Re: Graphical Bar Code?

From: Daniel A. Koepke (
Date: 07/26/02

On Fri, 26 Jul 2002, Mathew Earle Reuther wrote:

> Well, the one problem is that if you do it for battle spells the spam
> gets MIGHTY thick, so a counting bar makes more sense.

The problem of information overload is certainly a difficult one.

In this particular case, it might be possible to simply remove the
character's awareness of the combat around him (even if he's the one being
attacked).  I don't envision a mage being active in battle while delayed
by a spell, which should nicely handle the problem of newbie spells, which
would be easier/faster to cast but weaker, falling out of favor with mages
who now have new, more powerful (but slower) spells.  When was the last
time someone honestly used 'magic missile' for much of anything?

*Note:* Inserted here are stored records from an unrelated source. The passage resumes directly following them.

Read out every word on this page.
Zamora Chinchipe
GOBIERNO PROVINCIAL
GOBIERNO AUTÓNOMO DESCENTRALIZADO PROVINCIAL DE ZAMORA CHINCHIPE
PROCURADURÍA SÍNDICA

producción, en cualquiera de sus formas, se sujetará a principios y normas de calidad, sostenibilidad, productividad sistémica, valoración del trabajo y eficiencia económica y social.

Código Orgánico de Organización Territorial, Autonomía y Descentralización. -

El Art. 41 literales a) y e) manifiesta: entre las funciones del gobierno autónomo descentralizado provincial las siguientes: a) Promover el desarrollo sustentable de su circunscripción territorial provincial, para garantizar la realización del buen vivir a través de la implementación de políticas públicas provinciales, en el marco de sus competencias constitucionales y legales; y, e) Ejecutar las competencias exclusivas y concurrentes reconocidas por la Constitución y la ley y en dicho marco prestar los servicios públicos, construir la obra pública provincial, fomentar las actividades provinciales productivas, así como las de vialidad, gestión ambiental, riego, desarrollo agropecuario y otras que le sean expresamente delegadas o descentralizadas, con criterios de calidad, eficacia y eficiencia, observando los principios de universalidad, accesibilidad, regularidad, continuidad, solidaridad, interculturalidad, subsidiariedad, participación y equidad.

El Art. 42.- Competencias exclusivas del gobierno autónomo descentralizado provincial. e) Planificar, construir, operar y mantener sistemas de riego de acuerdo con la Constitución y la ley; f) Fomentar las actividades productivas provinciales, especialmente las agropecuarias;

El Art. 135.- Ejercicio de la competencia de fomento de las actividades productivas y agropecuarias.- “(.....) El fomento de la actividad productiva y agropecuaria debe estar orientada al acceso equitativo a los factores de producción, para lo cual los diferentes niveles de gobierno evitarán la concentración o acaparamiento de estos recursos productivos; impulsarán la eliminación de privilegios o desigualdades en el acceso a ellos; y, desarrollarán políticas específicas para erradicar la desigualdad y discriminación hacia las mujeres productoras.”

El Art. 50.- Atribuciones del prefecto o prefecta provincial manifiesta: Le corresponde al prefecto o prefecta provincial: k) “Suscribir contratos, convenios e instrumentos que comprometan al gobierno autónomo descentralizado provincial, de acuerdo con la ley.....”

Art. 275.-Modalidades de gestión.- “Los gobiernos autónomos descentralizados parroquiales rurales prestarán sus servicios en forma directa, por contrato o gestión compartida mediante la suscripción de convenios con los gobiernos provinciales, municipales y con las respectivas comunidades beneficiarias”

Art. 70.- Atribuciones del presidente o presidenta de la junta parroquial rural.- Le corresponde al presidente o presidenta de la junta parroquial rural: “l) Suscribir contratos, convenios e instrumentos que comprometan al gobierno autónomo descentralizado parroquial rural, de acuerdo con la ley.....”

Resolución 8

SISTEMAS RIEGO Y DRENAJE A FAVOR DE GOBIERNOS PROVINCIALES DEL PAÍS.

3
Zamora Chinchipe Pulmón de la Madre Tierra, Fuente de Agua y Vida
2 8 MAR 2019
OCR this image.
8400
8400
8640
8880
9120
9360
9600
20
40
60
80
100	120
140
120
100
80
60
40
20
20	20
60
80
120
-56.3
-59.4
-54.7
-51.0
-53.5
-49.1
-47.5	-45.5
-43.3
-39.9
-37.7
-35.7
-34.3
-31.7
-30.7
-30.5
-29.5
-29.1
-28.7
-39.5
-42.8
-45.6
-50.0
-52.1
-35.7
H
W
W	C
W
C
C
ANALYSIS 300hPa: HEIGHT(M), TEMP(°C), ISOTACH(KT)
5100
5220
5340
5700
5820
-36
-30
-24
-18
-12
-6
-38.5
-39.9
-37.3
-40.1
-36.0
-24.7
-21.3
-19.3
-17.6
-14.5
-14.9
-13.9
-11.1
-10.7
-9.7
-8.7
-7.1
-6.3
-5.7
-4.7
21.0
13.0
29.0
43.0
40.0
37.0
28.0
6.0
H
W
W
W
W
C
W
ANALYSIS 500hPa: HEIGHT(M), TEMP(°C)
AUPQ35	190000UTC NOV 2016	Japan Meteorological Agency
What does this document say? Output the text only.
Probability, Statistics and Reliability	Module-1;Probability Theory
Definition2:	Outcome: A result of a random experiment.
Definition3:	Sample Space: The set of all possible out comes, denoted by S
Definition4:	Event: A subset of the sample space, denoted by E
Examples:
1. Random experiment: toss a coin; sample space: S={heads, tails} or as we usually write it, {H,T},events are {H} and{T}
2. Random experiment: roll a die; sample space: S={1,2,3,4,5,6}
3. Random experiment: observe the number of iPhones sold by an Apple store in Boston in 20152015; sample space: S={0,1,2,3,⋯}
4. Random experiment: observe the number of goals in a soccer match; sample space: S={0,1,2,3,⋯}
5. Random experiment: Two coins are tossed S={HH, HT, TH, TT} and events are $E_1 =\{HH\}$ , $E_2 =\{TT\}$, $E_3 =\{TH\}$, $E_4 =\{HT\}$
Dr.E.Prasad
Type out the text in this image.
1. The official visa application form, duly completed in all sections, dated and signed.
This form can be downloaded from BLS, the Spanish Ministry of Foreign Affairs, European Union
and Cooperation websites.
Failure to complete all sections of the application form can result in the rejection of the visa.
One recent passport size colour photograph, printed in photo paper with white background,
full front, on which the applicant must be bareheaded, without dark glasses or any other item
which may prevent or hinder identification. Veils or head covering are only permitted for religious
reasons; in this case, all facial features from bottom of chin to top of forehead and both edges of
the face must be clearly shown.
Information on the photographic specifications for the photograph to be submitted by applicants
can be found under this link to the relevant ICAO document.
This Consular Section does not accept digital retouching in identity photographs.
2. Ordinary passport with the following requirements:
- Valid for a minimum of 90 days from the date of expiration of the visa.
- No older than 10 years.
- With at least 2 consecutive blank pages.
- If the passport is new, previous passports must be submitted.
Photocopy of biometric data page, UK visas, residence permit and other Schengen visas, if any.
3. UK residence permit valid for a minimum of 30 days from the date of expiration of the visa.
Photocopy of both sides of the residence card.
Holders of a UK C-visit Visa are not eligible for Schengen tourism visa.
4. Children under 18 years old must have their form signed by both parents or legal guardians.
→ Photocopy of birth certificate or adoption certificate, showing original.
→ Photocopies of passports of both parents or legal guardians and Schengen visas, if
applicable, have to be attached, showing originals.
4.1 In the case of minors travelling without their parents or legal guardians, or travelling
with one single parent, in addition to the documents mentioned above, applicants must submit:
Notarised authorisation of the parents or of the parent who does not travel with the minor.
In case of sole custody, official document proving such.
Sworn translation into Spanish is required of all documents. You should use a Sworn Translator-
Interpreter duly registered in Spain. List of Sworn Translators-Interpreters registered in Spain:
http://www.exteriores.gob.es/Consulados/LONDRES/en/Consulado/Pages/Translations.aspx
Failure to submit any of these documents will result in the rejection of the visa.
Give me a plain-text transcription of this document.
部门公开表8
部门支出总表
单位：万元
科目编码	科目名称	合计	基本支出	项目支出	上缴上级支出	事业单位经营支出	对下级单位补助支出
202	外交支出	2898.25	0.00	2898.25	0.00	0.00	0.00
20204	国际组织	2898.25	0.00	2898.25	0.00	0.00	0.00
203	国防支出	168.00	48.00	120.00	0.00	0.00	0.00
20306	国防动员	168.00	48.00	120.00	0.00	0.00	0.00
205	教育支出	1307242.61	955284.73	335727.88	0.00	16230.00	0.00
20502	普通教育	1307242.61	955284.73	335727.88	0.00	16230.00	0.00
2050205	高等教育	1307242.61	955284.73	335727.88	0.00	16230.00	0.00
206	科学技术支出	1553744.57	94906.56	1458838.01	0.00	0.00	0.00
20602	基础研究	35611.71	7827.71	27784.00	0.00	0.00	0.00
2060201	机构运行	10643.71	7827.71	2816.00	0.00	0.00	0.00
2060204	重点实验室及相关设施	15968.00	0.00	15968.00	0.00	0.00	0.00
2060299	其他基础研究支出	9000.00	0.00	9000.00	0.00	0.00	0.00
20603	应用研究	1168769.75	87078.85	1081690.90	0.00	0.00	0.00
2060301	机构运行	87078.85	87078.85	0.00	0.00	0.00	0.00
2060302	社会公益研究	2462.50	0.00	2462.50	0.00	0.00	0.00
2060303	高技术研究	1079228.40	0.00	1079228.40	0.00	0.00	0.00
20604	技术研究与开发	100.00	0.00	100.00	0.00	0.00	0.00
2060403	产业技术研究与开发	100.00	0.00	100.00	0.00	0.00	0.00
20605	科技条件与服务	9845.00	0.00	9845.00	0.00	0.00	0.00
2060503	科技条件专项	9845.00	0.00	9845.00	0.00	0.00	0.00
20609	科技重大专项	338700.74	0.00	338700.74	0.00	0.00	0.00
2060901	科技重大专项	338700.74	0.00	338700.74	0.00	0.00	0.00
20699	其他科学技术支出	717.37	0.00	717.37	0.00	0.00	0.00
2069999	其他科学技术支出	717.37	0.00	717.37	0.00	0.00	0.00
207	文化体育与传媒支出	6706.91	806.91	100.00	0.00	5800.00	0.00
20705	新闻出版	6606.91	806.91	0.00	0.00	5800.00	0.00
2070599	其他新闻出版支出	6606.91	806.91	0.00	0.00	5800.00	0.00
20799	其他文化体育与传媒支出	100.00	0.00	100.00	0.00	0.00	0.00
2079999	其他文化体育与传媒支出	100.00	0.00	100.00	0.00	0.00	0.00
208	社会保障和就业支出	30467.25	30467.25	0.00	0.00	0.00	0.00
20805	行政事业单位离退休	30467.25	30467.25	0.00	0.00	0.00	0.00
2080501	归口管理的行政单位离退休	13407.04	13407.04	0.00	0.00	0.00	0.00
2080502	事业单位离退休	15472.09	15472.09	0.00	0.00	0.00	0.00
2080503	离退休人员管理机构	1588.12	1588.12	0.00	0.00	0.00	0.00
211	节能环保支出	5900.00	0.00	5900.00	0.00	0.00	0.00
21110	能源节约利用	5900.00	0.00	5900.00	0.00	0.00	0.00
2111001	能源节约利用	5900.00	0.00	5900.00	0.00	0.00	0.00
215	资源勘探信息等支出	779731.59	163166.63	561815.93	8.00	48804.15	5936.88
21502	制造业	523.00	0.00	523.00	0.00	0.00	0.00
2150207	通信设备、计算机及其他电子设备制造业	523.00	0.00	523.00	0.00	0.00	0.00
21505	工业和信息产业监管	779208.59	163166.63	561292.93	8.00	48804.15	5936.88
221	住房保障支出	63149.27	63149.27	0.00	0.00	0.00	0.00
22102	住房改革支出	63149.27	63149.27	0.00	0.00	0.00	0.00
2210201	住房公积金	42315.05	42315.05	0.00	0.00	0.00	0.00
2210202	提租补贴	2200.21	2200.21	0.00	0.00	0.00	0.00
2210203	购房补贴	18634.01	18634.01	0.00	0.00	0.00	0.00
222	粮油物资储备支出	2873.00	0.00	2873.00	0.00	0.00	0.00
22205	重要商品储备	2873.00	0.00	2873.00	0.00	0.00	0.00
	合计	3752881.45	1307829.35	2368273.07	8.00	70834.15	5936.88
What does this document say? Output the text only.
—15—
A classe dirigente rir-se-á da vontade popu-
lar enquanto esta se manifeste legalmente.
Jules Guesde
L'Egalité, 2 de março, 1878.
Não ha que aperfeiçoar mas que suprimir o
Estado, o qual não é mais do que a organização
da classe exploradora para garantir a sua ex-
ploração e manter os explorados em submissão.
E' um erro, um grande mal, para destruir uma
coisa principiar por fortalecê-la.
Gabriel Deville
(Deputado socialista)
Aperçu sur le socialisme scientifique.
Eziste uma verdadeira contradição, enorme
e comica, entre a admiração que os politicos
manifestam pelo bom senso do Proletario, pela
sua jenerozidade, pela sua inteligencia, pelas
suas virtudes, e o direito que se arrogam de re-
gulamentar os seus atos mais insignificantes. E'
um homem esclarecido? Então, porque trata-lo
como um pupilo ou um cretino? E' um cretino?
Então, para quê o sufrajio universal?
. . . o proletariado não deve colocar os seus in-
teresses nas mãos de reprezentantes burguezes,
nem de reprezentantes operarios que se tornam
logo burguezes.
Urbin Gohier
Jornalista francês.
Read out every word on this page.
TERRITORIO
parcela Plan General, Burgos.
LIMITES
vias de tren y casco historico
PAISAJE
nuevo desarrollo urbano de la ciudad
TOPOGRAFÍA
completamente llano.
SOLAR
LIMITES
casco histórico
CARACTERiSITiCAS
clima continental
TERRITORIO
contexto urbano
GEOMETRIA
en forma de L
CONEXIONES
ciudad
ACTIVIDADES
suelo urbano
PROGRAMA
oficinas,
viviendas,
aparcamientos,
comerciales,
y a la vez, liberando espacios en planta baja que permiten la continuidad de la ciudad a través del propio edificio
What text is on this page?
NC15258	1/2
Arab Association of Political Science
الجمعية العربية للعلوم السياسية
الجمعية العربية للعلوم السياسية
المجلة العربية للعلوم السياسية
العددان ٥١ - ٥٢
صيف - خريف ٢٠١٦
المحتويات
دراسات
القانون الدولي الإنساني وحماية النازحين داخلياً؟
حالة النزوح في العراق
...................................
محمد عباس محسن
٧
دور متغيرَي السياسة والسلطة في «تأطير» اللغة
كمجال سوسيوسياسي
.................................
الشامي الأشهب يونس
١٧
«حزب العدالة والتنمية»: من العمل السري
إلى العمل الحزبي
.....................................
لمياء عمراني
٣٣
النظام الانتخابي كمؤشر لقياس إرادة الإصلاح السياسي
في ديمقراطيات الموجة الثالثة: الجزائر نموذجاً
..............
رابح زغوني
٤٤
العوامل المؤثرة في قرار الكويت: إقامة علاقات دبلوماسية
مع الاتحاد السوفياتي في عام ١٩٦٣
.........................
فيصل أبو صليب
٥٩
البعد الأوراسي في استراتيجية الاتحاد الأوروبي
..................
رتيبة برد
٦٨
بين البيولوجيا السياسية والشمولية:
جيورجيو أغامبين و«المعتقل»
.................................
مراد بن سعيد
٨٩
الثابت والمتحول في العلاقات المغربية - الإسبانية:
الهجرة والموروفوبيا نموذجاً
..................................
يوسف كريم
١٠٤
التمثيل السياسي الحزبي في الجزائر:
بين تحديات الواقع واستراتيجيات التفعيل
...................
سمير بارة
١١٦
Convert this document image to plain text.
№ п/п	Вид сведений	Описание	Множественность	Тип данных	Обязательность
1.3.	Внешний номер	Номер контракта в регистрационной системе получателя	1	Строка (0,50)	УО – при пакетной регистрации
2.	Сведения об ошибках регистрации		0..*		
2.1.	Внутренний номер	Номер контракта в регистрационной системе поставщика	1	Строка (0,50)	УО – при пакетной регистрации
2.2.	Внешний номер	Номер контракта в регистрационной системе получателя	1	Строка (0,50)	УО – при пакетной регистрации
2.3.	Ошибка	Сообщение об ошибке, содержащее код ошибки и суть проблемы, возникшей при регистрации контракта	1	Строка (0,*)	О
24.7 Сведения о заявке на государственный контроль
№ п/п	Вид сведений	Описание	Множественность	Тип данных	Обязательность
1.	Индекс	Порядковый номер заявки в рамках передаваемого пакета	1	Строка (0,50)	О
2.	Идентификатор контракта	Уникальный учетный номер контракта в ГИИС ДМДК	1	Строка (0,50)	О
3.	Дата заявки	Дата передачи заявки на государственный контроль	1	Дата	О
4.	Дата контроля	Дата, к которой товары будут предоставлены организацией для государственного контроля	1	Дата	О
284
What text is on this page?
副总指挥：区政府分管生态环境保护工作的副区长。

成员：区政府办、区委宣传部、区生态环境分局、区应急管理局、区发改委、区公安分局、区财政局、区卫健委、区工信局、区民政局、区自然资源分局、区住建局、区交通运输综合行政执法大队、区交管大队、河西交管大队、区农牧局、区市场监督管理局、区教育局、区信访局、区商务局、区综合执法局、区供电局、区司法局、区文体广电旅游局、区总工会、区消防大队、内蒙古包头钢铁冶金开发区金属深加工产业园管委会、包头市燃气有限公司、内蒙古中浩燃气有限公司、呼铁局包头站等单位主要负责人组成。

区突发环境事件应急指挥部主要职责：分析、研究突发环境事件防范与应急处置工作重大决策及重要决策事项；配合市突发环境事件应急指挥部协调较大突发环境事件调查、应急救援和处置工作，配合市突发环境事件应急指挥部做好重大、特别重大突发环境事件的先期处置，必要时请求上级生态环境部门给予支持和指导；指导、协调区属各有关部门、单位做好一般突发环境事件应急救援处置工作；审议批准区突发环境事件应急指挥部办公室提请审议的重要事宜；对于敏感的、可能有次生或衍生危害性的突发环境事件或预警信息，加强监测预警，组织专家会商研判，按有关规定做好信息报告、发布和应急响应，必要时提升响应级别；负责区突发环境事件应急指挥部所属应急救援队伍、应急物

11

But that's just this particular case, where the general problem remains
much more interesting and difficult.  Is there a general solution to the
game system providing too much spam?  You can slow down battle to a
degree, but time dilation is a thorny problem in shared environments.
You could build a client (and/or take advantage of other clients and
terminal emulators) to provide for better separation of concerns (e.g.,
several output panes/windows to prevent separately important pieces of
information from overrunning each other).  But that introduces more
outside technical requirements -- increasing the barrier to play the game.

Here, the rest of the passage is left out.